Taken together, #Barrett and #Kavanaugh concurrences seem to be primarily directed toward each other, laying down the gauntlet for future fights. 20/
#Jackson concurrence starts with her rejection of #Bruen methodology. She's making it clear she'd vote to overrule it. But, she also makes clear that she accepts it as "binding precedent." According to her the #Rahimi decision applies #Bruen fairly, so she joins the Court's opinion in full. Then, Jackson turns to an interesting angle: the difficulty lower courts have in applying #Bruen methodology. 21/
"The message that lower courts are sending now in Second Amendment cases could not be clearer. They say there is little method to Bruen’s madness." #Jackson, writing in concurrence in #Rahimi. 22/
#Jackson is very good.
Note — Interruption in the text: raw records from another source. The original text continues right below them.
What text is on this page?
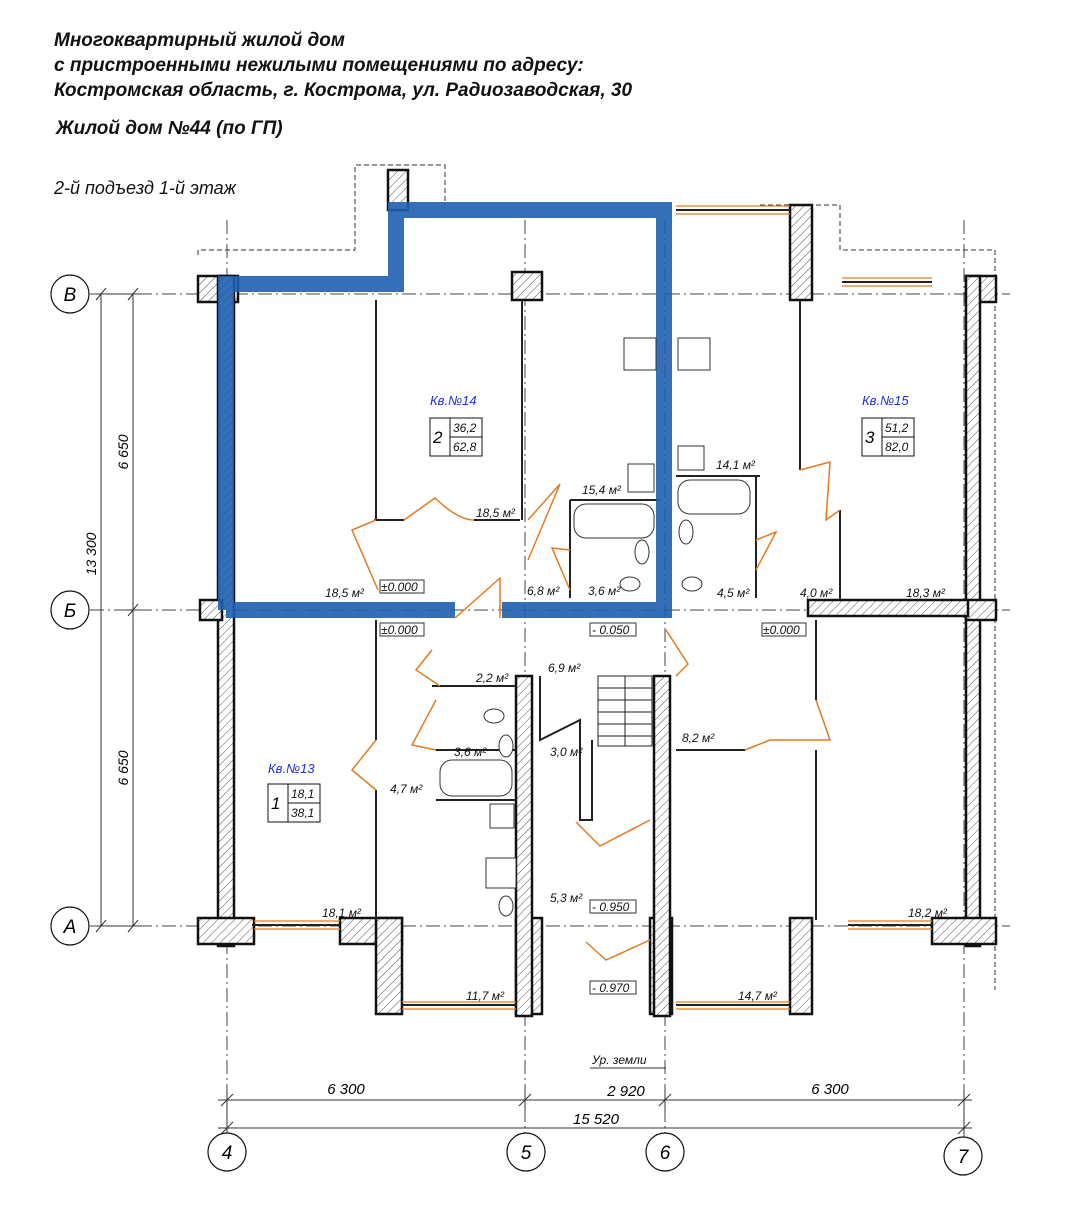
Многоквартирный жилой дом
с пристроенными нежилыми помещениями по адресу:
Костромская область, г. Кострома, ул. Радиозаводская, 30
Жилой дом №44 (по ГП)
2-й подъезд 1-й этаж
Кв.№14
2 36,2
62,8
Кв.№15
3 51,2
82,0
Кв.№13
1 18,1
38,1
18,5 м²
15,4 м²
14,1 м²
18,5 м²	6,8 м² 3,6 м²	4,5 м²	4,0 м²	18,3 м²
2,2 м²
6,9 м²
3,6 м²	3,0 м²
4,7 м²
8,2 м²
5,3 м²
18,1 м²	18,2 м²
11,7 м²	14,7 м²
±0.000
±0.000	- 0.050	±0.000
- 0.950
- 0.970
Ур. земли
6 650
6 650
13 300
6 300	2 920	6 300
15 520
В
Б
А
4	5	6	7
While criticizing #Heller for its radical reinterpretation of the right to bear arms, she notes that it at least afforded lower courts a basis for forging a uniform approach to deciding the constitutional validity of firearms regulation. (That approach was thrown out by #Bruen.) Now, competing historical analyses will consume courts' time and attention. 23/
More from #Jackson concurrence in #Rahimi: "Consistent analyses and outcomes are likely to remain elusive because whether Bruen’s test is satisfied in a particular case seems to depend on the suitability of whatever historical sources the parties can manage to cobble together, as well as the level of generality at which a court evaluates those sources...." 24/
#Jackson concurrence concludes by recognizing that, over time and through repeated appellate adjudication, a stable, workable approach to #Bruen might emerge. But there are "miles to go" and introducing chaos and uncertainty into Supreme Court standards erodes #RuleOfLaw. #Rahimi /25
@heidilifeldman
Professor F, this Originalism routine is very tiresome. It suggests that people 250 years ago had to foresee scenarios, possibilities, and scientific discoveries for future generations. Combine that with those same folks not knowing they were tasked with that impossible job. It's an insane way to govern a society, and seems improbable that was the intention. Very frustrating. Thanks for the recap.